I Criteri Ambientali Minimi (CAM) rappresentano lo strumento con cui lo Stato italiano promuove la sostenibilità negli appalti pubblici. Con il decreto del Ministero dell’Ambiente e della Sicurezza Energetica del 24 novembre 2025, pubblicato in Gazzetta Ufficiale il 3 dicembre, i CAM sono stati aggiornati e resi obbligatori dal 2 febbraio 2026.
Le novità principali riguardano:
- Sostenibilità dei materiali: maggiore attenzione al contenuto di materia riciclata, recuperata o da sottoprodotti.
- Certificazioni ambientali: strumenti come le EPD (Environmental Product Declaration) diventano centrali per attestare tracciabilità e conformità.
- Analisi del ciclo di vita (LCA) e Life Cycle Costing (LCC): ora obbligatorie già in fase di progettazione.
- Progettazione in BIM: inserita come requisito contrattuale per i servizi di progettazione.
Posa in opera dei serramenti: i requisiti fondamentali
La posa in opera è uno degli aspetti più delicati e qualificanti dei nuovi CAM. Non basta più scegliere un serramento performante: la sua installazione deve garantire continuità delle prestazioni e rispetto delle norme tecniche.
Requisiti chiave:
- Progettazione dei nodi di posa: deve essere coerente con le norme UNI di riferimento, in particolare la UNI 11673-1, che definisce i criteri di progettazione e verifica della posa.
- Qualificazione degli operatori: gli installatori devono dimostrare competenze certificate.
- Prestazioni garantite: la posa deve assicurare tenuta all’aria, all’acqua e al vento, isolamento termico e acustico, continuità con l’involucro edilizio.
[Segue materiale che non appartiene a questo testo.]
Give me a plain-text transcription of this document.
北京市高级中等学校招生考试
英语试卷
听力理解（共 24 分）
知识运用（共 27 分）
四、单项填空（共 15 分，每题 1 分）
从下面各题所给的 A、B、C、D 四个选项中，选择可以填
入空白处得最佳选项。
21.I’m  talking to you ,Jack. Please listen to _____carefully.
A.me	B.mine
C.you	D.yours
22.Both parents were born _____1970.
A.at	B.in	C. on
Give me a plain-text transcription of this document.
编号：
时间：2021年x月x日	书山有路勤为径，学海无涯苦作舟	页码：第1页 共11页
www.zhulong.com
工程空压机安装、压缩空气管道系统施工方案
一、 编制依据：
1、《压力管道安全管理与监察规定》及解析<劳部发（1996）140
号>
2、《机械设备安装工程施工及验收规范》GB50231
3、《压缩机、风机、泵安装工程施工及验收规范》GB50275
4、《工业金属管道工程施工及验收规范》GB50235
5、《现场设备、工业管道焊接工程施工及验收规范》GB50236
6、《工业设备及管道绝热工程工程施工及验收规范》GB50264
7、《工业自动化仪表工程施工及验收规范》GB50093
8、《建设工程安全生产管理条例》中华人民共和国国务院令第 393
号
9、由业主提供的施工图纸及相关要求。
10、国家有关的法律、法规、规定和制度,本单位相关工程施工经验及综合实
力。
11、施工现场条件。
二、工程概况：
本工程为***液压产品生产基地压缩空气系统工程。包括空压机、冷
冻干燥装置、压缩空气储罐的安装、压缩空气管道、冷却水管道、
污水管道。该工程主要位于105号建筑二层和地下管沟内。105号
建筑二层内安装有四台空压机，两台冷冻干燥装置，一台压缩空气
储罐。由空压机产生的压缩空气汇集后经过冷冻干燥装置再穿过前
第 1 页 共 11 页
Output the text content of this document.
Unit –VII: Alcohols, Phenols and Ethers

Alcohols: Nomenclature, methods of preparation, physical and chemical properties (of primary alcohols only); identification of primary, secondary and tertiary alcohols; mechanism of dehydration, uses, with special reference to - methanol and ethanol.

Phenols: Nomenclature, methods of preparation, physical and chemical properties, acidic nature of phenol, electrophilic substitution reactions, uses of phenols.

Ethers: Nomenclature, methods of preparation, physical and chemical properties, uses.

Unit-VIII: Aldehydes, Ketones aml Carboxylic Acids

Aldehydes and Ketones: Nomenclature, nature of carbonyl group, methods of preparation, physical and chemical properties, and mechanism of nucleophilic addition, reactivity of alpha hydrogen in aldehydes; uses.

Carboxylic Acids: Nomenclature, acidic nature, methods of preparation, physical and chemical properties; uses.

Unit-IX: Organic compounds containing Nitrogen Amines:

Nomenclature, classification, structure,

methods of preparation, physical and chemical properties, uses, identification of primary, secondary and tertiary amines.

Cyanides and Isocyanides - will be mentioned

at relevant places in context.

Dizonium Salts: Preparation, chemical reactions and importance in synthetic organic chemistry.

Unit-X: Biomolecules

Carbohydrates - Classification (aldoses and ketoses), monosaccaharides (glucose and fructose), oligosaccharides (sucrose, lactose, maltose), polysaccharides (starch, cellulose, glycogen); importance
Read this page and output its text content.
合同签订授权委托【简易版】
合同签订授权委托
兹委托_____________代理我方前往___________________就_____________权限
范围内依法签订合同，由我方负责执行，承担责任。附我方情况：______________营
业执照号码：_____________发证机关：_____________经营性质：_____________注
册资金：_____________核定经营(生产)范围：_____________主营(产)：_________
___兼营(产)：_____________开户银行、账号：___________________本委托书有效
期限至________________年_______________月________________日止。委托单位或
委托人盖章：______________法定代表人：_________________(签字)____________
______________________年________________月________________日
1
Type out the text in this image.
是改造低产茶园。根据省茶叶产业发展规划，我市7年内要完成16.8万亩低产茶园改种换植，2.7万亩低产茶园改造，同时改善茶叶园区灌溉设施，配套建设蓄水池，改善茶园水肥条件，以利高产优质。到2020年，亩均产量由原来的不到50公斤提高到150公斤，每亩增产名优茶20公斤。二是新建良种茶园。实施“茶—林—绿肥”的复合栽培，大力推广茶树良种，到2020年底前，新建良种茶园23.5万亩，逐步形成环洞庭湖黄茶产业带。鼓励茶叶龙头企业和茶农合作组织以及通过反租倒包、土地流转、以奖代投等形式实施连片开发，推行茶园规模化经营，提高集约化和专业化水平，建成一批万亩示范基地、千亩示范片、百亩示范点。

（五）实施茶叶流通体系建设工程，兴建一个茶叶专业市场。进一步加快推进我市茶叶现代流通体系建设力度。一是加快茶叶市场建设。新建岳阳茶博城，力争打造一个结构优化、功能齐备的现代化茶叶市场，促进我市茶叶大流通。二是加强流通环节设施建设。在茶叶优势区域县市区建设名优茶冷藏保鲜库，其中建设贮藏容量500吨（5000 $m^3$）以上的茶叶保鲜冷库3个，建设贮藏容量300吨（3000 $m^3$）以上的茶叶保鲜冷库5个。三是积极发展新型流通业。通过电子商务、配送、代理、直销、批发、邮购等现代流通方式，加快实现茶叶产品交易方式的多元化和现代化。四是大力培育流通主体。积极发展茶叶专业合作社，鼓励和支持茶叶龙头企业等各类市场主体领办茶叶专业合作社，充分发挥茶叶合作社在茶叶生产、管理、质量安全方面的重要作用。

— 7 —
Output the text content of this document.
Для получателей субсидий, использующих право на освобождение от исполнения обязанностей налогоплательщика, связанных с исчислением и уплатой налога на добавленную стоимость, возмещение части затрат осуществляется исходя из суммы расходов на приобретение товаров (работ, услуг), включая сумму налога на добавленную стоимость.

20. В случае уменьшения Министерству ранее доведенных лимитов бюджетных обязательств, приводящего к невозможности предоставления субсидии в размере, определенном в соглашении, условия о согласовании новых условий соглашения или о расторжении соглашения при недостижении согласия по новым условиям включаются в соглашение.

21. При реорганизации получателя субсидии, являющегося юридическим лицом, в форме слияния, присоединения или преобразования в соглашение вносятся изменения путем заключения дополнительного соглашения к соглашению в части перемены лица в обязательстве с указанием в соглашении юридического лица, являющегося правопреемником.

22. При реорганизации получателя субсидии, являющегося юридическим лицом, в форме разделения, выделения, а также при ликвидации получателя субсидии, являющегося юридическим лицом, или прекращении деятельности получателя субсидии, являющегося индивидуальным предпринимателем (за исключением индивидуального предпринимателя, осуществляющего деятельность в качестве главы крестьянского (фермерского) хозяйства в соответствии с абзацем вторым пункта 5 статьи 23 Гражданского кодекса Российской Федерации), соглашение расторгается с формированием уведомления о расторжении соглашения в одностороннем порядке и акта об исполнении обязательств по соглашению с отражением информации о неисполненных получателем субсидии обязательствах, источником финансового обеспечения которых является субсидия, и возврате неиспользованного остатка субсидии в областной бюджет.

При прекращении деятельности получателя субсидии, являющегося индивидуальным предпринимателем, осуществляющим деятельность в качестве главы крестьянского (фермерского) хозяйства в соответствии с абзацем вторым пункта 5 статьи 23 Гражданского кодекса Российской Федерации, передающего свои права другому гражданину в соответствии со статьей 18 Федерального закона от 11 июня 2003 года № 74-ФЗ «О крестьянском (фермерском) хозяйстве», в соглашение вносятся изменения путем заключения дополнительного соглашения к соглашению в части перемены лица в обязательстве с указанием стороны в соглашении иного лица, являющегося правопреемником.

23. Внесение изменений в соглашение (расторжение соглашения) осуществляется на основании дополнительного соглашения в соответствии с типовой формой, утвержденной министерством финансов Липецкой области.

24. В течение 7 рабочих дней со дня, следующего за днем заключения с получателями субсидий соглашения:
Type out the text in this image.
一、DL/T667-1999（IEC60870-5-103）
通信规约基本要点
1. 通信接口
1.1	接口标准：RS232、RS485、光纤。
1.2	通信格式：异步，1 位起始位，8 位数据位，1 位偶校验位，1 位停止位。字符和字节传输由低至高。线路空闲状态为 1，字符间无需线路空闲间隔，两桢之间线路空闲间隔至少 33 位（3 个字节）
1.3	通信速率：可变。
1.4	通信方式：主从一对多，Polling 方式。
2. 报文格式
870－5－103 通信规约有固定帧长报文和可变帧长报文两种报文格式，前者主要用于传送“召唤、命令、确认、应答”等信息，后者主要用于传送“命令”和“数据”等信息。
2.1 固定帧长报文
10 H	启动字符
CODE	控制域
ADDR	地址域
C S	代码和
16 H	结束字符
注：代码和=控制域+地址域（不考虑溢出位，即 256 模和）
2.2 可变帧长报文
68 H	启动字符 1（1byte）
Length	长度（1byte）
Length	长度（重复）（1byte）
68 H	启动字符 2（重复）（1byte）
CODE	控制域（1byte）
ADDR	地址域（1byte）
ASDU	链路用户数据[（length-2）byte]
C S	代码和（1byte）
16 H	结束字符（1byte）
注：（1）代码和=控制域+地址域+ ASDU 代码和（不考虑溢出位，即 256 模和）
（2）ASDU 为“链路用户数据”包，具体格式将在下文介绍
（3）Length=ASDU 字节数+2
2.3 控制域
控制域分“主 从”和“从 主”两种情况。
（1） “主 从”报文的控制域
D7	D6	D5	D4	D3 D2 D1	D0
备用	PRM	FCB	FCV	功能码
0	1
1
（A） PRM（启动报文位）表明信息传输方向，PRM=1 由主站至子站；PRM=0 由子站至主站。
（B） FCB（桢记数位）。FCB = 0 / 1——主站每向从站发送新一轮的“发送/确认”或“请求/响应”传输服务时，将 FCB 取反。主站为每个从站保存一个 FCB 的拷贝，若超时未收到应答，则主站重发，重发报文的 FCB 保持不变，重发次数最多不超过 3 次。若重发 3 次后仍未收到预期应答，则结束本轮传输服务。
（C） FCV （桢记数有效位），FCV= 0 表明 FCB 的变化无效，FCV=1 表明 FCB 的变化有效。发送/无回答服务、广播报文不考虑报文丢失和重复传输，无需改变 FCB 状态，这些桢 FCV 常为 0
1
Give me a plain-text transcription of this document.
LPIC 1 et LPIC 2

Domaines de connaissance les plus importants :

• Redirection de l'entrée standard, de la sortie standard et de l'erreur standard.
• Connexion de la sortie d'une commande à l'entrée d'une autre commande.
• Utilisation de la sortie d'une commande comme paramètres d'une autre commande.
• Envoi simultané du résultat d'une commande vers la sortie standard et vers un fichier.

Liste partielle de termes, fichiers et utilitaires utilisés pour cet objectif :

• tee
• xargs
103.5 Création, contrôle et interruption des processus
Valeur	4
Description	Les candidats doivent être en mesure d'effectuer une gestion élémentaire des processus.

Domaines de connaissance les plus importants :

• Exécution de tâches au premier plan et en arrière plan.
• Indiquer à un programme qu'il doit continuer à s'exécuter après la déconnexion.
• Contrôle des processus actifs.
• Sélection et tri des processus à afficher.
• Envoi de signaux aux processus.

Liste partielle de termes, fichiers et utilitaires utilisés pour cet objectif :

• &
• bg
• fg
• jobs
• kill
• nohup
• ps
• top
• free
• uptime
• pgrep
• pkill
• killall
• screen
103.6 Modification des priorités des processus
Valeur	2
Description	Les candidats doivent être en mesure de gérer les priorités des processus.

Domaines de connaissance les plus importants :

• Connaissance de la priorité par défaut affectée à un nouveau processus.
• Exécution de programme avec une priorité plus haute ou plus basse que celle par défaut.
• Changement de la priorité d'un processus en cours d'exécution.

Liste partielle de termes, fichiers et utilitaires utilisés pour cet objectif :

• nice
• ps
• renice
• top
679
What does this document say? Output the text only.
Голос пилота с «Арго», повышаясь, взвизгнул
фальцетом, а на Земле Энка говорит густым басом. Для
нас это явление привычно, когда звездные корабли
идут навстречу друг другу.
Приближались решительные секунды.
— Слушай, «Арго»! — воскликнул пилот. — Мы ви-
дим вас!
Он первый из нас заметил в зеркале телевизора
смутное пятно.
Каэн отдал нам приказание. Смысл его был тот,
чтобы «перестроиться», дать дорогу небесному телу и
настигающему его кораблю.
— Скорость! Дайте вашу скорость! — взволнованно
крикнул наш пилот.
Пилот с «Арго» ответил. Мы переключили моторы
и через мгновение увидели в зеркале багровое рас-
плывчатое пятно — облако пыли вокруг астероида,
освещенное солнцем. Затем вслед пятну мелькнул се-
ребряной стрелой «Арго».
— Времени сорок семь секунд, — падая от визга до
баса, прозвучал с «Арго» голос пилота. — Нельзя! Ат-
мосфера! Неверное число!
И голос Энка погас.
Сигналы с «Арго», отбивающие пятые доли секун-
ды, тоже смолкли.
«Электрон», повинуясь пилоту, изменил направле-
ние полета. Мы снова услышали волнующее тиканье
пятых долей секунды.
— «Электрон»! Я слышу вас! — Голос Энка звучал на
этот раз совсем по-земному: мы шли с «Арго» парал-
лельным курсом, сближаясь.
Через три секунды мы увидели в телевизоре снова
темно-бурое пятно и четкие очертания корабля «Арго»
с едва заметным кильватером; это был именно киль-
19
- Documentazione obbligatoria: le stazioni appaltanti devono riportare puntualmente i requisiti di posa negli atti di gara.
L’omissione costituisce violazione del Codice dei Contratti Pubblici.
Questi cambiamenti hanno conseguenze dirette per:
- Progettisti: devono integrare i CAM già nella fase di indirizzo progettuale, attraverso il Documento di Indirizzo alla Progettazione (DIP).
- Imprese e serramentisti: non possono più limitarsi a fornire prodotti conformi, ma devono garantire anche la qualità della posa, con personale qualificato e certificazioni aggiornate.
- Pubbliche amministrazioni: hanno l’obbligo di recepire integralmente i CAM nei bandi, senza margini di discrezionalità.
Dal 1° febbraio 2026 i criteri dovranno essere recepiti integralmente, pena l’illegittimità delle gare.
I nuovi CAM pongono particolare attenzione a:
- Sostenibilità dei materiali: obbligo di contenuto minimo di materia riciclata.
- Qualità dell’involucro edilizio: requisiti più stringenti per vetrate isolanti e schermature solari.
- Posa in opera e costruzioni metalliche: qualificazione degli operatori e tracciabilità lungo la filiera dell’acciaio.
Conclusione
I nuovi CAM Edilizia 2026 segnano un passo decisivo verso un’edilizia più sostenibile e di qualità. La posa in opera dei serramenti diventa un requisito centrale, non solo tecnico ma anche normativo, che richiede competenze certificate e progettazione accurata. In questo modo, la sostenibilità non è più un accessorio, ma un principio strutturale dell’intero processo edilizio.